Graham Kelly’s headmasterly response, hoping that the club’s viewed the incident as seriously as the Football Association, seemed to be prompting Arsenal to take action as well.
So they did. Quite a lot of it as well.
It’s not hard to understand the club’s position but I’m not sure they were as cynical as I think. No surprise that players were fined. Limpar and Winterburn (fine number two) were out of pocket again, with Paul Davis, Mickey Thomas and David Rocastle also singled out. It’s noticeable that the negative aspects of the incident were consistently reported but very little ‘praise’ was handed out to the likes of Tony Adams who was in the thick of it all on peacemaking duties. If he can’t get another football job, I’m sure the UN will look favourably on him.
Graham was quick to point to the team ethic and the speed with which all the XI on the field at the time – bar David Seaman – assembled for whatever role they chose in the brawl, was very noticeable. That togetherness would yet serve the players well.
Was it a symbolic gesture or a more cynical ploy by the board to try and head off the Football Association’s apparent determination to dock points? Certainly when Peter Hill-Wood spoke of Arsenal’s good name being sullied, it is impossible to imagine that this was his over-riding concern.
However, like the rest of the board, he had been around football for long enough to know an incident such as Old Trafford is usually yesterday’s chip paper and would have been were it not a repeat of the match against Norwich the previous year.
That weighed heavily on their mind and certainly ensured that the matter couldn’t be swept under the carpet. The media wasted little time in drawing other incidents into the story. Players surrounding match officials, even Paul Davis breaking Glenn Cockerill’s jaw surfaced. It was all about image.
Arsenal’s actions raised the bar for other clubs who would subsequently prove to be the best limbo dancers in the world. I can’t immediately think of a comparable fine – plenty of incidents involving the players but none where the manager’s were publicly held accountable for them.
Alex Ferguson was quick out of the blocks to criticise Arsenal, a club who had unsuccessfully tried to woo him when Don Howe was replaced. United, he claimed, had kept everything quiet, dealing with matters internally.
It was, he argued, a “disgusting act” by Arsenal. They had humiliated the players, the manager and their families in front of the world.
Ferguson wasn’t daft, he knew that Arsenal were trying to avoid the ultimate sanction from the footballing authorities and rather than being supportive of Graham, his was trying to keep the matter in the public eye and the aura of bad publicity around the club. Poorly disciplined on and off the pitch, it would seem to the outsider.
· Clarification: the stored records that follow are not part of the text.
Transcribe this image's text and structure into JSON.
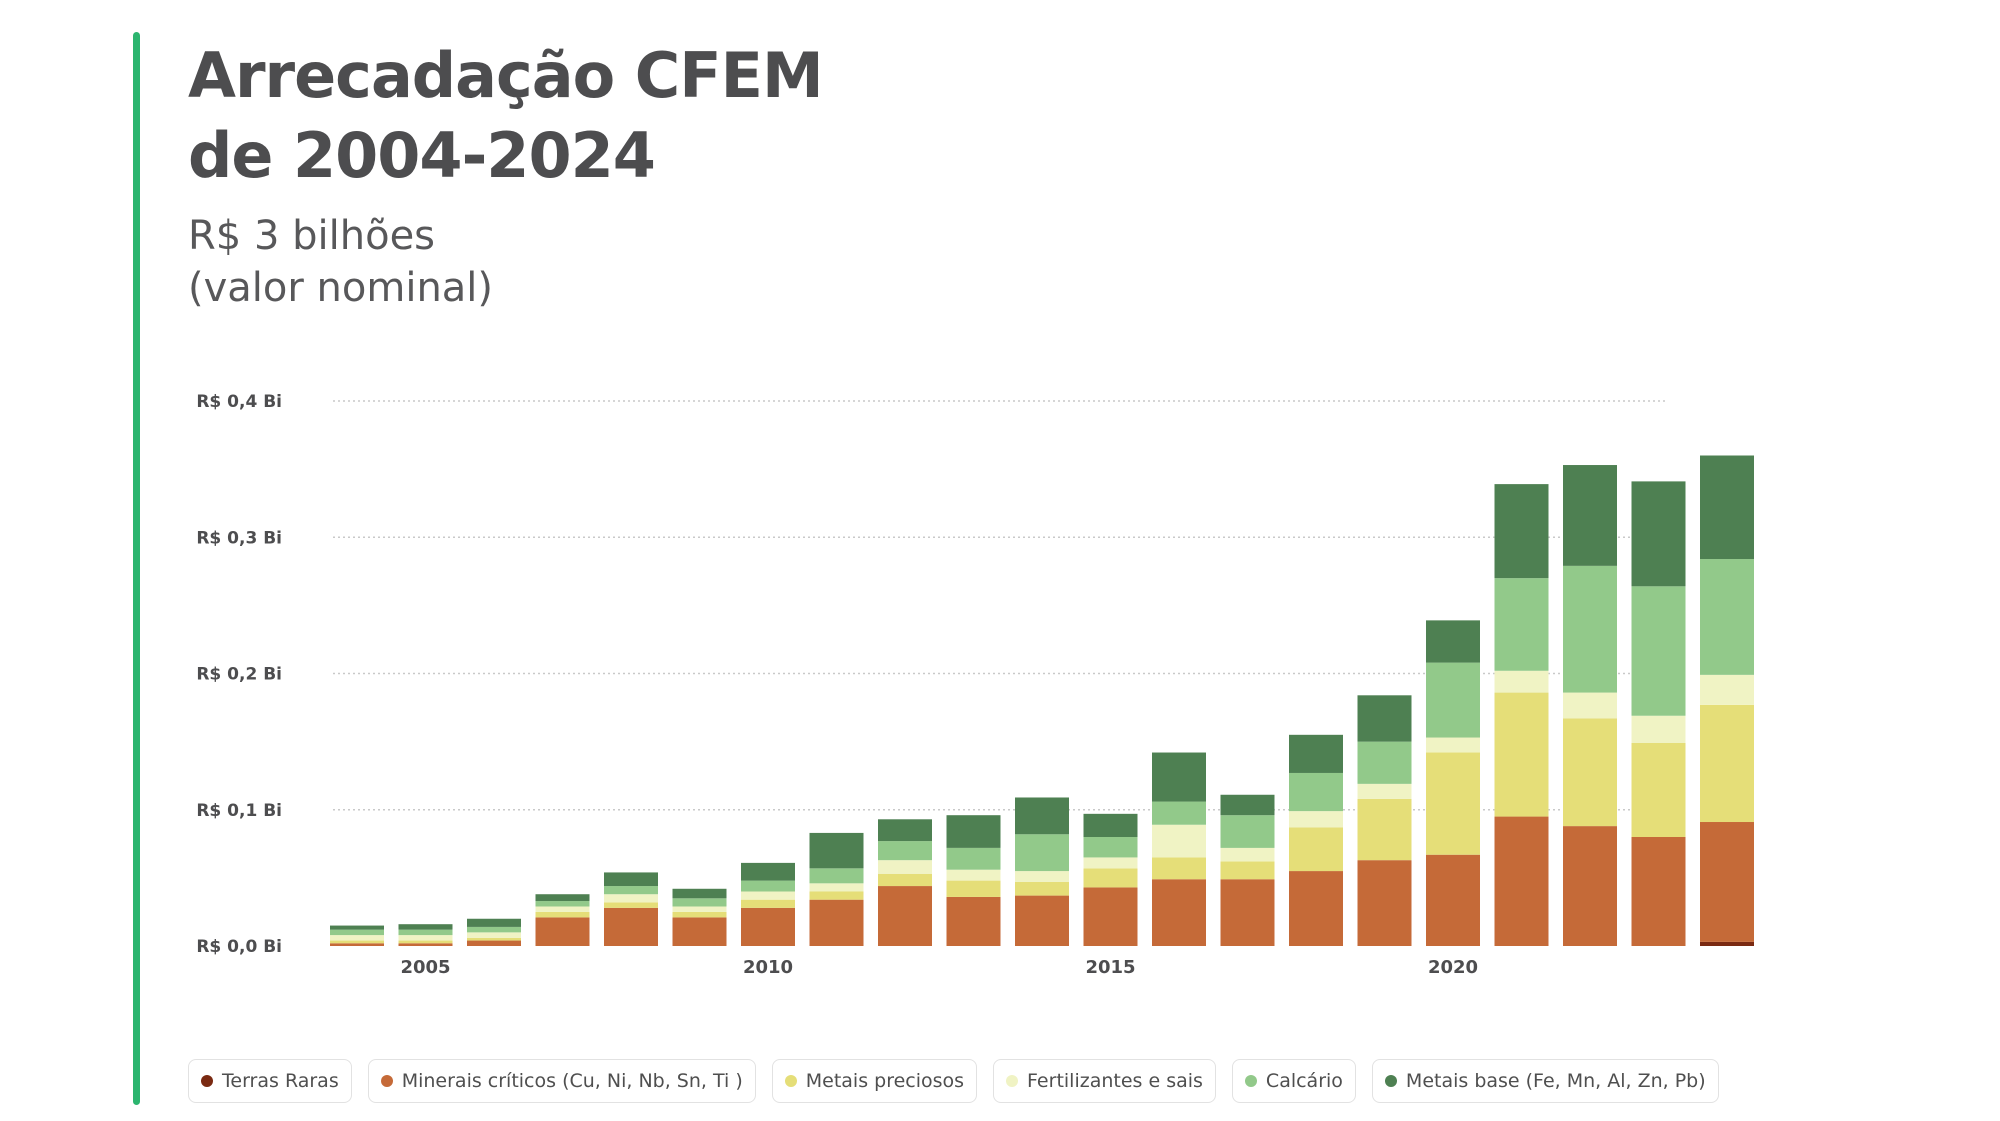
{
  "header": {
    "title_line1": "Arrecadação CFEM",
    "title_line2": "de 2004-2024",
    "subtitle_line1": "R$ 3 bilhões",
    "subtitle_line2": "(valor nominal)"
  },
  "colors": {
    "accent": "#2cb56f",
    "grid": "#c9c9c9",
    "text": "#4d4d4f"
  },
  "chart_data": {
    "type": "bar",
    "stacked": true,
    "title": "Arrecadação CFEM de 2004-2024",
    "xlabel": "",
    "ylabel": "",
    "ylim": [
      0,
      0.4
    ],
    "y_ticks": [
      {
        "value": 0.0,
        "label": "R$ 0,0 Bi"
      },
      {
        "value": 0.1,
        "label": "R$ 0,1 Bi"
      },
      {
        "value": 0.2,
        "label": "R$ 0,2 Bi"
      },
      {
        "value": 0.3,
        "label": "R$ 0,3 Bi"
      },
      {
        "value": 0.4,
        "label": "R$ 0,4 Bi"
      }
    ],
    "x_ticks": [
      {
        "value": 2005,
        "label": "2005"
      },
      {
        "value": 2010,
        "label": "2010"
      },
      {
        "value": 2015,
        "label": "2015"
      },
      {
        "value": 2020,
        "label": "2020"
      }
    ],
    "categories": [
      2004,
      2005,
      2006,
      2007,
      2008,
      2009,
      2010,
      2011,
      2012,
      2013,
      2014,
      2015,
      2016,
      2017,
      2018,
      2019,
      2020,
      2021,
      2022,
      2023,
      2024
    ],
    "series": [
      {
        "name": "Terras Raras",
        "color": "#7a2a12",
        "values": [
          0,
          0,
          0,
          0,
          0,
          0,
          0,
          0,
          0,
          0,
          0,
          0,
          0,
          0,
          0,
          0,
          0,
          0,
          0,
          0,
          0.003
        ]
      },
      {
        "name": "Minerais críticos (Cu, Ni, Nb, Sn, Ti )",
        "color": "#c56a38",
        "values": [
          0.002,
          0.002,
          0.004,
          0.021,
          0.028,
          0.021,
          0.028,
          0.034,
          0.044,
          0.036,
          0.037,
          0.043,
          0.049,
          0.049,
          0.055,
          0.063,
          0.067,
          0.095,
          0.088,
          0.08,
          0.088
        ]
      },
      {
        "name": "Metais preciosos",
        "color": "#e5de78",
        "values": [
          0.002,
          0.002,
          0.002,
          0.004,
          0.004,
          0.004,
          0.006,
          0.006,
          0.009,
          0.012,
          0.01,
          0.014,
          0.016,
          0.013,
          0.032,
          0.045,
          0.075,
          0.091,
          0.079,
          0.069,
          0.086
        ]
      },
      {
        "name": "Fertilizantes e sais",
        "color": "#f0f3c4",
        "values": [
          0.004,
          0.004,
          0.004,
          0.004,
          0.006,
          0.004,
          0.006,
          0.006,
          0.01,
          0.008,
          0.008,
          0.008,
          0.024,
          0.01,
          0.012,
          0.011,
          0.011,
          0.016,
          0.019,
          0.02,
          0.022
        ]
      },
      {
        "name": "Calcário",
        "color": "#92c98a",
        "values": [
          0.004,
          0.004,
          0.004,
          0.004,
          0.006,
          0.006,
          0.008,
          0.011,
          0.014,
          0.016,
          0.027,
          0.015,
          0.017,
          0.024,
          0.028,
          0.031,
          0.055,
          0.068,
          0.093,
          0.095,
          0.085
        ]
      },
      {
        "name": "Metais base (Fe, Mn, Al, Zn, Pb)",
        "color": "#4e8052",
        "values": [
          0.003,
          0.004,
          0.006,
          0.005,
          0.01,
          0.007,
          0.013,
          0.026,
          0.016,
          0.024,
          0.027,
          0.017,
          0.036,
          0.015,
          0.028,
          0.034,
          0.031,
          0.069,
          0.074,
          0.077,
          0.076
        ]
      }
    ],
    "legend_placement": "bottom"
  }
}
The late Howard Kendall’s view seems more genuine, highlighting the no-win situation managers found themselves in with the authorities bound to punish any attempt to get onto the pitch to calm matters? Or at least, to the lay man that’s how it appeared.
In the end, the fine stood. Within a week, Graham had announced he was not appealing against the fine. Eddie Plumley, of the grandly-named Football League Executive Staffs Association said, “He accepts he is responsible to the Board for discipline and that their action is not unreasonable.”
This on the day when Paul Ince became the third United player fined for his part in incident. As it was reported (without any sense of irony or sarcasm), “…running twenty-five yards across the pitch to shove Anders Limpar into advertising hoardings…[United’s Board] regard Arsenal as the instigators.”
Steve Curry, writing a Daily Express leader column – later confirmed in Perry Groves book – suggested that Graham instigated the strategy. Knowing that a points deduction was a very real possibility, it seems entirely plausible to think he devised it as a means of staving off anything which hampered Arsenal’s title bid.
If that was the case, it was an expensive and miserable failure.